- Chinese theatrical release poster
- Directed by: James Hol
- Written by: James Hol Ian Farthing
- Produced by: Jin Guo-Ping Chen Zheng Zhao Ming-Jian Liz Young Mike Young
- Starring: Marshall Archibald Victor Atelevich Caitlyn Bairstow Olivia Duke Rebecca Husain Maureen Jones Ellen Kennedy Griffin Kingston Colin Murdock
- Music by: Ceiri Torjussen
- Production companies: GDC Shenzhen Film And Television Company Limited Splash Entertainment
- Distributed by: Universal Pictures
- Release date: May 30, 2014;
- Running time: 80 minutes
- Countries: China United States
- Languages: Mandarin English
- Box office: US$7.39 million

= Happy Little Submarines 4: Adventure of Octopus =

Happy Little Submarines 4: Adventure of Octopus (潜艇总动员4：章鱼奇遇记 (Qiántǐng zǒngdòngyuán 4: Zhāngyú qíyù jì, Sub-Mariner 4: The Adventures of the Octopus), also known as Dive Olly Dive and the Octopus Rescue in the United States) is a 2014 adventure comedy animated film directed by James Hol.

== Plot ==
Charlie the Octopus’ dreams of becoming a World Famous Soccer Star are given a rude awakening in this wonderful under-sea extravaganza.

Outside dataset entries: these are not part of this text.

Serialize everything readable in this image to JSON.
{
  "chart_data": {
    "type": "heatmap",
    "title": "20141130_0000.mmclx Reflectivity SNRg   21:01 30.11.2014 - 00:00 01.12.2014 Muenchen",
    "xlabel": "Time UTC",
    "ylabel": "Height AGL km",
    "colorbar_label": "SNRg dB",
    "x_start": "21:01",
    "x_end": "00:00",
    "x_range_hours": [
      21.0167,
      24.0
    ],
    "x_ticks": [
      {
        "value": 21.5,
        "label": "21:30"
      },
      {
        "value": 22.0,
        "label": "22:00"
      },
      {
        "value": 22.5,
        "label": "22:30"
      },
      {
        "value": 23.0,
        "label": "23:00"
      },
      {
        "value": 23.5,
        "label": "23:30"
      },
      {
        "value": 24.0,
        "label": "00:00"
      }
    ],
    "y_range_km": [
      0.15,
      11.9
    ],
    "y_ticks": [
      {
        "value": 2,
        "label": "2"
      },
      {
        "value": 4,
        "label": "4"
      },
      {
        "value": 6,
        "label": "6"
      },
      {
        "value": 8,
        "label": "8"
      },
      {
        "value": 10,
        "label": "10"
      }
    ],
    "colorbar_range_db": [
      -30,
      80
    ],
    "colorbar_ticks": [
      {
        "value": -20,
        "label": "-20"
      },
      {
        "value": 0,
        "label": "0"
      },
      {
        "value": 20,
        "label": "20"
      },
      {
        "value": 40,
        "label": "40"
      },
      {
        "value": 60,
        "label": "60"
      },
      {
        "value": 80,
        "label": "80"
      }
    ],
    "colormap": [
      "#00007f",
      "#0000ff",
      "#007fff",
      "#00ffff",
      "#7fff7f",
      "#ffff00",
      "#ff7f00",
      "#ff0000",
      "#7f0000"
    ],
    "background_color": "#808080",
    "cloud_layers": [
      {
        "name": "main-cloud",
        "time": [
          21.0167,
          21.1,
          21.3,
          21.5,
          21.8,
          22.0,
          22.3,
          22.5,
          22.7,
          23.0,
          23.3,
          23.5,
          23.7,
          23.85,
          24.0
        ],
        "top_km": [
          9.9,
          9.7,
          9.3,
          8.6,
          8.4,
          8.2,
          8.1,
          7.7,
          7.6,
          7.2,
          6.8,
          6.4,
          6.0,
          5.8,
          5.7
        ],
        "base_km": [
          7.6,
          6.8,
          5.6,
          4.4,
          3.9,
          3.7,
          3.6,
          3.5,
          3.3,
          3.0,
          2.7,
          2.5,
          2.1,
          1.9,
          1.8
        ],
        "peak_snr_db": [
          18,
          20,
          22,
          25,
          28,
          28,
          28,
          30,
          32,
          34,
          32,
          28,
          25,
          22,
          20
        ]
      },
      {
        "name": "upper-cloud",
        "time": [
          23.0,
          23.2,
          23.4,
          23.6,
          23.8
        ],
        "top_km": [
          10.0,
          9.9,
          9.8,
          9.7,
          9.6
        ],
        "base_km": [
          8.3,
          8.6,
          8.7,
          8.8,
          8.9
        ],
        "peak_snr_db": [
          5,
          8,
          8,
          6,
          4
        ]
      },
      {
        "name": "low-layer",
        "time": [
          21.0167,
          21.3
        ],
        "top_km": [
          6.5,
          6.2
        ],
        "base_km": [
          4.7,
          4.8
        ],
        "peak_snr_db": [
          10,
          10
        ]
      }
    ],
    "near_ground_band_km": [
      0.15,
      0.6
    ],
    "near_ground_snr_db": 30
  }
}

While swimming for his life from rent collectors, Charlie inadvertently enters a “Star Finder” variety show run by Snarky Sharkskin and boogies himself to fame and fortune.

==English cast==
- Sam Vincent as Charlie, a fraternal pink octopus
- Griffin Kingston as Olly, a yellow submarine
- Marshall Archibald as Charlie Jr, Charlie's son
- Victor Atelevich as Handsome, a seahorse
- Caitlyn Bairstow
- Olivia Duke as Beth, a female yellow submarine and Olly's best friend
- Rebecca Husain
- Maureen Jones as Mama Cai, the elderly member of Charlie's family
- Ellen Kennedy as Bobsie, a sea otter
- Colin Murdock
- Michael Shepherd as Snarky Sharkskin, a great white shark with a eyepatch

==Chinese cast==
- Jiang Ke
- Wang Xiaotong
- Li Ye

==Reception==
The film has grossed US$7.39 million at the Chinese box office.